Lorsque l’on croit avoir compris, hop, ça repart, et de nouvelles péripéties nous tiennent encore en haleine. Michou, le petit scout, a sa théorie et sa vérité, Pierre l’assistant aussi, et les policiers, et tous ont raison…
On découvre aussi l’ambiance dramatique et survoltée de l’Allemagne de l’après-guerre, ses fantasmes de complot et de résurgence néo-nazie, son obsession de l’affrontement à peine achevé et surtout le Werwolf (‘’loup-garou’’), ce mythique réseau nazi né juste à l’effondrement du IIIe Reich, sur l’ordre d’Heinrich Himmler et composé de SS et de membres de la Hitlerjugend parfois très jeunes.
On notera d’ailleurs que Labat l’orthographie Wehrwolf (‘’loup militaire’’, ou ‘’loup de défense’’, jeu de mot avec Wehr, qui signifie ‘’défense’’ ou ‘’militaire’’), alors que la graphie commune et d’époque est Wer…
Il est étonnant aussi que ce mythe du réseau de jeunes nazis n’ait pas davantage été utilisé dans le Signe de piste de l’époque, tant sa dimension romantique et inquiétante, voire mythique, frappe les esprits. Lars von Trier, le cinéaste danois, réutilisera avec brio ce gimmick dans son film Europa, en 1991.
Ce premier roman n’atteint pas les sommets de Deux rubans noirs ou du Manteau blanc, mais les obsessions de l’auteur sont déjà là : fidélité à sa parole, à sa foi, à son pays, obsession de la société secrète (ici la Sainte Vehme et son rituel macabre et millénaire), histoire allemande et française mêlées, fascination des corps d’élite, fraternité scoute réelle, spiritualité exigeante et un peu désincarnée, intrigue du roman tirée de la vie réelle (tout comme dans Le Manteau blanc)…
Le jeune auteur y mélange références directes au Signe de piste (au Bracelet de vermeil en l’occurrence) et péripéties dignes de Jean de la Hire. Il se situe donc volontairement dans la tradition du roman scout, même si l’on y décèle déjà ce qui fera son succès ultérieurement, ce romantisme virtuose et cet humour, intimement mélangés et rarement égalés par ses concurrents. Quelques passages un peu mièvres avec de grandes déclarations d’amitié réciproque datent un peu, mais c’était l’époque qui voulait ça.

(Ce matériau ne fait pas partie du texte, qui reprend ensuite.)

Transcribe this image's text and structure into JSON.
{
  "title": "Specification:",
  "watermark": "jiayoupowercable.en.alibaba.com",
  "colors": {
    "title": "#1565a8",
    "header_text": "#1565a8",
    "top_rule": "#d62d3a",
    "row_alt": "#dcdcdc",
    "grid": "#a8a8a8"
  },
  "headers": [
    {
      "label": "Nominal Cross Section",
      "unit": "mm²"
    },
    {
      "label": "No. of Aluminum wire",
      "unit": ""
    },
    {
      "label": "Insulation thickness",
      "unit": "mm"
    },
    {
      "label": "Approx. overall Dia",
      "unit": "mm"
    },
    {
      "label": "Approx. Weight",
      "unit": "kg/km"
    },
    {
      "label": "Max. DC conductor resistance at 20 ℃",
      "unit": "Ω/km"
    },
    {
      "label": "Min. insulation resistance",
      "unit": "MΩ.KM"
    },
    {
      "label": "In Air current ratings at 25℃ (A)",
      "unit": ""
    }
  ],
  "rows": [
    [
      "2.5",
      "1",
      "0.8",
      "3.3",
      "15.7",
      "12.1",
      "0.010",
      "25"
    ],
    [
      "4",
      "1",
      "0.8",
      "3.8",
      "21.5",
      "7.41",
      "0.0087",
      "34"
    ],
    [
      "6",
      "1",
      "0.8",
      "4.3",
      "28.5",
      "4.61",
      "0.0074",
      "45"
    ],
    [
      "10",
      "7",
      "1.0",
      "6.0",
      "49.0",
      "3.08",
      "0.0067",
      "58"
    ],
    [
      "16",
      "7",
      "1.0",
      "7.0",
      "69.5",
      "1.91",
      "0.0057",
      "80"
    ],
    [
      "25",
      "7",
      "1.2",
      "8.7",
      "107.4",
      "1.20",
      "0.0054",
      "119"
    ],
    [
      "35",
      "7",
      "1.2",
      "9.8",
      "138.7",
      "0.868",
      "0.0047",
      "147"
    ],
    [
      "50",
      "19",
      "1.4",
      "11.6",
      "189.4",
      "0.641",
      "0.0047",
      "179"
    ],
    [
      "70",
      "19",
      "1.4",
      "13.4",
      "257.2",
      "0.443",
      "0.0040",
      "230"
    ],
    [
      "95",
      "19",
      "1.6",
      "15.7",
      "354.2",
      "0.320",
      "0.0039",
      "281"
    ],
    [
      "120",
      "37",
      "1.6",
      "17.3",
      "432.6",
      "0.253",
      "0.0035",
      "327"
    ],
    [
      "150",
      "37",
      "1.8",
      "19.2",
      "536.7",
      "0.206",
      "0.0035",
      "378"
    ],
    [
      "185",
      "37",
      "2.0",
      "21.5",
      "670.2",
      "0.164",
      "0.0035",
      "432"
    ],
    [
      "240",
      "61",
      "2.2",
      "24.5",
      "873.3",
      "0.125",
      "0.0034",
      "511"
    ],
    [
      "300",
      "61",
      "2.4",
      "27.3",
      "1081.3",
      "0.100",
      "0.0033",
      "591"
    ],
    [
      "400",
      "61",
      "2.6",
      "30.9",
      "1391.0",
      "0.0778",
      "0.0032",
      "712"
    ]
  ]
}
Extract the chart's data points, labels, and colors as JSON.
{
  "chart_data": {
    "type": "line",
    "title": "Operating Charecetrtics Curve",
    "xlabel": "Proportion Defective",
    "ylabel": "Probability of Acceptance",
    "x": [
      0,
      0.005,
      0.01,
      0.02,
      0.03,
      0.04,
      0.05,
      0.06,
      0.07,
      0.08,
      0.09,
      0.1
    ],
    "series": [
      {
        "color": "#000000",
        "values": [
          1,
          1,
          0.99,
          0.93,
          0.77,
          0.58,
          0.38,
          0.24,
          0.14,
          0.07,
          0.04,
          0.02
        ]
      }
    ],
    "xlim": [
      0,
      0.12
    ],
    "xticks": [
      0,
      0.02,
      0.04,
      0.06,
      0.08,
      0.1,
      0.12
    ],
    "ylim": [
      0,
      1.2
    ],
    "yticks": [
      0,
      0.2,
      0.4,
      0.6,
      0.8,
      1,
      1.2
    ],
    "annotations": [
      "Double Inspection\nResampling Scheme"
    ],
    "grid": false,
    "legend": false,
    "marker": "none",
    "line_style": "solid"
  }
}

Enfin le héros meurt à la fin, tragiquement, et ce trait se retrouvera systématiquement dans tous ses romans. Influence de Dalens, romantisme naturel, tendance au mélodrame ? Sans doute un peu de tout cela. Et après tout, les ressorts de la tragédie sont si anciens qu’il serait sans doute illusoire de vouloir les remplacer ou les surpasser, particulièrement dans un roman scout destiné aux adolescents.
Il existe deux éditions de l’ouvrage, l’édition originale illustrée par Igor Arnstam (1949) et la réédition de 1961, cette fois illustrée par Joubert, et dans laquelle on apprend que Labat était fils d’un officier supérieur de l’Armée française.

Analyse d’Alain JAMOT – dans l’Intégrale SIGNE DE PISTE – tome 2.